Federal Court rejects Louisiana congressional map

A federal judge on Monday blocked the use of newly drawn congressional maps in Louisiana that include only one mostly Black district, and she ordered the Legislature to come up with a remedial plan by June 20th.

State officials swiftly filed a notice of appeal of the order by U.S. District Judge Shelly Dick in Baton Rouge. Dick’s June 20 deadline for drawing new district lines is one month before the signup period for the Nov. 8 congressional election.

“If the Legislature is unable to pass a remedial plan by that date, the Court will issue additional orders to enact a remedial plan compliant with the laws and Constitution of the United States,” the judge wrote.

Opponents of the map noted that Louisiana’s Black population was growing faster than that of whites and that other areas closer to Baton Rouge could have been constructed with Black majorities to ensure racial equity in voting.

“The Court concludes that Plaintiffs have demonstrated that they will suffer an irreparable harm if voting takes place in the 2022 Louisiana congressional elections based on a redistricting plan that violates federal law,” Dick wrote in her order.

The GOP-drawn map was originally vetoed by the state’s governor, John Bel Edwards, but that was overridden, setting up the legal battle.

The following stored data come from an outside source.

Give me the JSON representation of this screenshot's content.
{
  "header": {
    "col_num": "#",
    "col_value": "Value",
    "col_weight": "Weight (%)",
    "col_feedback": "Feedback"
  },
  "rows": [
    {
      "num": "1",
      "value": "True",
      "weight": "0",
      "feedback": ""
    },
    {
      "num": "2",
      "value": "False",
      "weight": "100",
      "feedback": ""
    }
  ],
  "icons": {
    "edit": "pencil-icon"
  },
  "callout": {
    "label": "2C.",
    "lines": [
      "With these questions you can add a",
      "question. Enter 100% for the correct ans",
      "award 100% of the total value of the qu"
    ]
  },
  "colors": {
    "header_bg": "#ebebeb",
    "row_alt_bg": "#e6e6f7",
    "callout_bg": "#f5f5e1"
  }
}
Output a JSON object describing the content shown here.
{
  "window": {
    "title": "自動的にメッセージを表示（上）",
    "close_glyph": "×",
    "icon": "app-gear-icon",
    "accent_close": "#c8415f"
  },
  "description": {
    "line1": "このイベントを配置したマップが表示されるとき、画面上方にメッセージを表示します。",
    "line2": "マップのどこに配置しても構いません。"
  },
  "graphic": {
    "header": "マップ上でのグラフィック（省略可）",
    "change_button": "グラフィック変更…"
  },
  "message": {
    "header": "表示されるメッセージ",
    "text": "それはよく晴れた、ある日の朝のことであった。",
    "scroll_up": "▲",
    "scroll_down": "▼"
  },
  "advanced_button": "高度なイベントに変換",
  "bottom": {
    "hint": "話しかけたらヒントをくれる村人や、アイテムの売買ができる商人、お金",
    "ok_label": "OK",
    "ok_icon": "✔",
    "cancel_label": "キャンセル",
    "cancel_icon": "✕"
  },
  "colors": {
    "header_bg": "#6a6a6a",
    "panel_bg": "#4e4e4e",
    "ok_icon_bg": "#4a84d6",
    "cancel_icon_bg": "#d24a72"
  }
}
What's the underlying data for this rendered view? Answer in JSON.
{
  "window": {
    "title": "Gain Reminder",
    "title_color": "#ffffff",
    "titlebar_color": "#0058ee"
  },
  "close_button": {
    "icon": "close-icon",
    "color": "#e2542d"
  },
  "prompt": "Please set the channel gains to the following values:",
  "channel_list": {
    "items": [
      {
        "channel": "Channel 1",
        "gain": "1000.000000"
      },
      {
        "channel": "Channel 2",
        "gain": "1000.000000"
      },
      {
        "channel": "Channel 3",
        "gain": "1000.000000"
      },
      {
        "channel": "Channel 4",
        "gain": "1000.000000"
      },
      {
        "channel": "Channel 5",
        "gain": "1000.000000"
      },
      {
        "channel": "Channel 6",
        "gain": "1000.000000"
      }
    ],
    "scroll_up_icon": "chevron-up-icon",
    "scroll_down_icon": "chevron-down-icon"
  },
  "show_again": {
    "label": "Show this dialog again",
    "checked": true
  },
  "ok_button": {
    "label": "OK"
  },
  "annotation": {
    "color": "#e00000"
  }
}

Edwards said lawmakers should have included a second majority-Black district among the six districts they approved, noting that the state’s population is almost one-third Black.

Gerrymandered voting maps in Florida, Texas, Arkansas, Wisconsin, Ohio and Tennessee have been the subject of lawsuits already this year.

Louisiana Republicans have already indicated that they plan to appeal the ruling in the case, with the hope that they’ll find more favor with the 5th U.S. Circuit Court of Appeals, which is conservative largely made up of conservative judges.